“Watch out,” the mental ward’s psychiatrist gently cautioned me. “It’s true that Depakote will stabilize you, but you’ll gain a lot of weight. Plus, anything you pack on will be harder to lose. Are you sure you want this medication?”
“Pish posh,” I said, manic and therefore invincible. “I don’t care about a measly ten pounds.”
At the time, I was seething. Were we, in considering my treatment plan, really going to prioritize my weight over my mental health? In the midst of my psychotic breakdown, I’d just realized that I was insane enough to need serious medical intervention. Was that really the time to caution me about maintaining thinness—especially considering I had given birth two weeks prior? And why were there no other options to treat my condition?
Sixty pounds and a few years later, I care a great deal about my muffin top. So much so that it has started to negatively affect both my health and self-esteem.
I’ve had young children ask if I have a baby in my belly. I’ve been laughed at and called “fattie!” when dancing. I’ve even had a certain insensitive business owner look at my four-year-old debit card and declare, “You used to be so skinny! You know, when you were a teen.”
Ouch.
No one can tell from looking at me what my diet is or what medications I may be taking. Despite that, they feel free to comment on my body. I fully admit that my new curves are not entirely due to my nightly med cocktail. I am largely sedentary and my diet consists of the three major food groups—Grease, Sugar, and Dairy—both issues which I am addressing. But even with that lifestyle, I should not have gained thirty pounds in a year.
Weight gain is a huge factor preventing people from complying with a long-term drug treatment plan. In a 1999 study of the adverse effects of antipsychotics, more than seventy percent of participants reported weight gain as “extremely distressing”—far greater than any other side-effect.

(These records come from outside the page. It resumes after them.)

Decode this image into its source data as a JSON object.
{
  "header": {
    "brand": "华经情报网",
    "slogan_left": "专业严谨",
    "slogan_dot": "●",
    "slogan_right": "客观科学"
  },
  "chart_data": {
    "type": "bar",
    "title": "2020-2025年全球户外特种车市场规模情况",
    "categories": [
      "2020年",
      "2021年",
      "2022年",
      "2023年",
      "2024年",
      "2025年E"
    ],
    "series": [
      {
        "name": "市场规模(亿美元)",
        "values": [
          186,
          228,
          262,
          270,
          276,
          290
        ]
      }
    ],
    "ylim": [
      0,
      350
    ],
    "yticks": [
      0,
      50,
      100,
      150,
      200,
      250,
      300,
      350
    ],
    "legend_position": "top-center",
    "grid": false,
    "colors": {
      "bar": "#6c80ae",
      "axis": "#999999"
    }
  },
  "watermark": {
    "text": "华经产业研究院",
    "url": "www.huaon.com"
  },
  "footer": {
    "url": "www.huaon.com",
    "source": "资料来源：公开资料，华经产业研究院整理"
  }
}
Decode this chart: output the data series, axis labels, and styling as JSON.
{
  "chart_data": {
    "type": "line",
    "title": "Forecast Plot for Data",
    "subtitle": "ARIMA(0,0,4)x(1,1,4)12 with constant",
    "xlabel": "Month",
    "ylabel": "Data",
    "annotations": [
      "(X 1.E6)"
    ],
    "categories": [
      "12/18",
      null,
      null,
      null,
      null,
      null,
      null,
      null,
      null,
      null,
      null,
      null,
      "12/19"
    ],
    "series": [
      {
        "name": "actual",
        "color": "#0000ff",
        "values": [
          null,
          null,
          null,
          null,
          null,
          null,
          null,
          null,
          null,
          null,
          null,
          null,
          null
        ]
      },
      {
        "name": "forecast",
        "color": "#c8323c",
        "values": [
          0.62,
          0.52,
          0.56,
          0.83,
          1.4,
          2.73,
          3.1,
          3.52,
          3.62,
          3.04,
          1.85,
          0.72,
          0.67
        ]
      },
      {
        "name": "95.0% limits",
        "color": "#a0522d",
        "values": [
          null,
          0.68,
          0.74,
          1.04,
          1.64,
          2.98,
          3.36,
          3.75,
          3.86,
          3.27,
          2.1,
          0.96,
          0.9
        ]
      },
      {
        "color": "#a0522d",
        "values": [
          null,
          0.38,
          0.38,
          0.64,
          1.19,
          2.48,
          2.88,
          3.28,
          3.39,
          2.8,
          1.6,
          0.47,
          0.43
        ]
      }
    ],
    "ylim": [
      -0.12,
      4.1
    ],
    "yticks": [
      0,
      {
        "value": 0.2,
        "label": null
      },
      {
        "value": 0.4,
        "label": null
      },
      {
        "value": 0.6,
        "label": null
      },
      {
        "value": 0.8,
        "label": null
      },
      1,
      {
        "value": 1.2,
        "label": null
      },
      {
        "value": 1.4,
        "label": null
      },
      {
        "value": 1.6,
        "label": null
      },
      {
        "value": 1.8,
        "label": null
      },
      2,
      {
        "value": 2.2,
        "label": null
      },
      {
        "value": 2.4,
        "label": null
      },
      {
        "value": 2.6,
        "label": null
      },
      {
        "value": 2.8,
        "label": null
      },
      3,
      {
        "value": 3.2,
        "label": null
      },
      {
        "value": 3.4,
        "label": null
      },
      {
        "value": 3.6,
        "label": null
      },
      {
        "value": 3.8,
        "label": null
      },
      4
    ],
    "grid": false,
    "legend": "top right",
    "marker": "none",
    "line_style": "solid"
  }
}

Depakote, a gold standard in the treatnment of bipolar disorder, is one of the worst offenders. Studies have even suggested that women on the drug crave carbohydrates up to ten percent more than men do, and tend to gain more.
This is a three-fold problem:
1. The mental health industry is a fledgling one, even though its business is currently booming. We just don’t know what a lot of these compounds do to the body yet, especially when blended. And not all drugs work for everyone. I myself am allergic to entire families of medications, including most of the new atypical antipsychotics and serious painkillers.
2. People stop taking their prescriptions when they feel that the diseases are easier to bear than the side-effects. In addition, this is often done abruptly, which can be dangerous as it may trigger a severe mood episode.
3. Despite not being able to tell how healthy someone is by looking at them, many cultures shame fat people.
There is a stigma against having a mental illness. There is a stigma against needing medications to survive. There is a stigma against being fat. But what if you are the first already and have to choose between the second and third?
This is the kind of choice that breaks a person.
What sorts of things have you had to deal with on your meds? If you can bear to part with the numbers, how many pounds have you gained?